Würden Sie sagen, dass die Ausbildung effektiv war?

Ich war während meiner Ausbildung in einer Drohneneinheit, einem Aufklärungszug. Unsere Ausbilder waren United States Army Rangers. Das Programm war speziell auf die Aufklärung ausgerichtet. Von uns hatten schon viele Kampferfahrung, die meisten hatten schon monatelang gekämpft. Aber es schien uns nicht so, als sei das Ausbildungsprogramm für Leute mit Kampferfahrung gedacht gewesen. Ich habe eigentlich nichts Besonderes gelernt, wir sind nur zwanzig bis dreißig Kilometer am Tag im Hauptaufklärungsteam mit einem Maschinengewehr durch den Wald gelaufen. Das mache ich auch in der Ukraine jeden Tag. Aber die Jungs, die nicht wussten, wie man mit Landkarten umgeht, haben gelernt, wie man sie benutzt. Uns wurden auch einige Waffen erklärt, ein Maschinengewehr beispielsweise. Das war auch hilfreich.
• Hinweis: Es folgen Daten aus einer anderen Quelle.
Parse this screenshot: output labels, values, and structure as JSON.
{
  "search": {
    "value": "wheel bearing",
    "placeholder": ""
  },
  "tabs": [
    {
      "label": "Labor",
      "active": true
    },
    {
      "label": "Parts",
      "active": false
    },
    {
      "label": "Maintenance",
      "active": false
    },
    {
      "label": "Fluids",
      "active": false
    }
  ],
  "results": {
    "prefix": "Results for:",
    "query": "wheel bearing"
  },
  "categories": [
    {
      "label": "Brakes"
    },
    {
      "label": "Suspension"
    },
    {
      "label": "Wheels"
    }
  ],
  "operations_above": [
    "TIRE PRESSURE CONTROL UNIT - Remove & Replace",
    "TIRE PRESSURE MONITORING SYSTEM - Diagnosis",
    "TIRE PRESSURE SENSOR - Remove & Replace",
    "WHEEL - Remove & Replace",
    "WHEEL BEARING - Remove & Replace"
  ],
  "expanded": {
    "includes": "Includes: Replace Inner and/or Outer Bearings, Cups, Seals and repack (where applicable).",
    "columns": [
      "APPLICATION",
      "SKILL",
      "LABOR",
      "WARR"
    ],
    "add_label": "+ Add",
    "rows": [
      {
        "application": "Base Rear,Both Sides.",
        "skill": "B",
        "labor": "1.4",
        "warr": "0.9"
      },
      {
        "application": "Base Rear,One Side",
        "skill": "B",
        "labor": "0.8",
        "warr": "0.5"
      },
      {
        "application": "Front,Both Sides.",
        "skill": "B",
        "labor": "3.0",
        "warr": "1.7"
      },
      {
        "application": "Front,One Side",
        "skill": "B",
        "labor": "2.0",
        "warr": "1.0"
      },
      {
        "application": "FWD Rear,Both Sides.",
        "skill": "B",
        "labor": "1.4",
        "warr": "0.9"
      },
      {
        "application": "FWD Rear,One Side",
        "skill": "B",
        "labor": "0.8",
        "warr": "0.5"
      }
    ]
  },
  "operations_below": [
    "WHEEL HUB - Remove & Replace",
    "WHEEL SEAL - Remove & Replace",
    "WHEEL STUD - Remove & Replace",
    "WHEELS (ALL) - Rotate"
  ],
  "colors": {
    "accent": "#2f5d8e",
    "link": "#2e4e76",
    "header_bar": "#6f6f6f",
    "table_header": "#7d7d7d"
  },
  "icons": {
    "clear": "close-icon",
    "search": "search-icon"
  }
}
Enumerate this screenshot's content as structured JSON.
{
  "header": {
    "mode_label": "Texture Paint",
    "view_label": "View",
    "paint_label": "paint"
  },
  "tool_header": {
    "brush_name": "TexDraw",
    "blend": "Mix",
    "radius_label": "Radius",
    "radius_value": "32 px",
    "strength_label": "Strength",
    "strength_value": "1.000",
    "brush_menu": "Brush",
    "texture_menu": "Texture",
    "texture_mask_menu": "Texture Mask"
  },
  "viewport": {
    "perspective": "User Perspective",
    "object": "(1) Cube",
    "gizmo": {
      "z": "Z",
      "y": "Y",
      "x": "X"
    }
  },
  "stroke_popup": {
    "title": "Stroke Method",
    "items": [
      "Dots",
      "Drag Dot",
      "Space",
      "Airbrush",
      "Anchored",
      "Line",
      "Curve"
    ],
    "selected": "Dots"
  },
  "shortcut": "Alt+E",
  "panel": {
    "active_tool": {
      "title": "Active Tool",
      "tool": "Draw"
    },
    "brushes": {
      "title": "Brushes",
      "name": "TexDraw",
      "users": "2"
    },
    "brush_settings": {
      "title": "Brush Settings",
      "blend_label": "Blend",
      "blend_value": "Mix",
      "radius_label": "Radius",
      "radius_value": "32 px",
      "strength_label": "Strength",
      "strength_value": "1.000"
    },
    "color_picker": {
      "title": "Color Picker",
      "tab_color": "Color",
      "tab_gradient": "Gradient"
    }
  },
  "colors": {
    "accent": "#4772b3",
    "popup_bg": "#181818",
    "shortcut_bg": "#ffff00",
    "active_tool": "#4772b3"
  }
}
Konnten Sie das Übungsgelände verlassen, in die Stadt gehen und sich mal entspannen?

In die Stadt durften wir nicht gehen, wir haben unsere ganze Zeit im Wald verbracht. Aber an Sonntagen hatten wir frei. Dann konnte jeder tun, was er wollte. Zum Beispiel Volleyball spielen, Sport machen oder einfach schlafen.

Gibt es etwas, das Ihnen an der Ausbildung in Deutschland gefallen hat?

Auf der Militärbasis selbst gibt es Disziplin und klare Regeln, die uns manchmal fehlen. Es gibt zum Beispiel eine Hierarchie zwischen Soldaten, Feldwebeln und Offizieren. Ein Feldwebel in einer NATO-Armee ist wie eine Mutter und ein Vater, und die Soldaten behandeln sie mit großem Respekt. Obwohl sie miteinander scherzen können, gibt es auch bei alltäglichen Dingen klare Grenzen und Regeln. Als wir ankamen, wurde uns sofort gesagt, dass wir nur an einer bestimmten Stelle rauchen und den Müll nur in bestimmte Mülleimer werfen dürfen. Daran haben sich auch alle gehalten. Aber als wir in die Ukraine zurückkehrten, waren alle Regeln vergessen.

Gibt es Dinge, die man bei der Ausbildung verbessern könnte?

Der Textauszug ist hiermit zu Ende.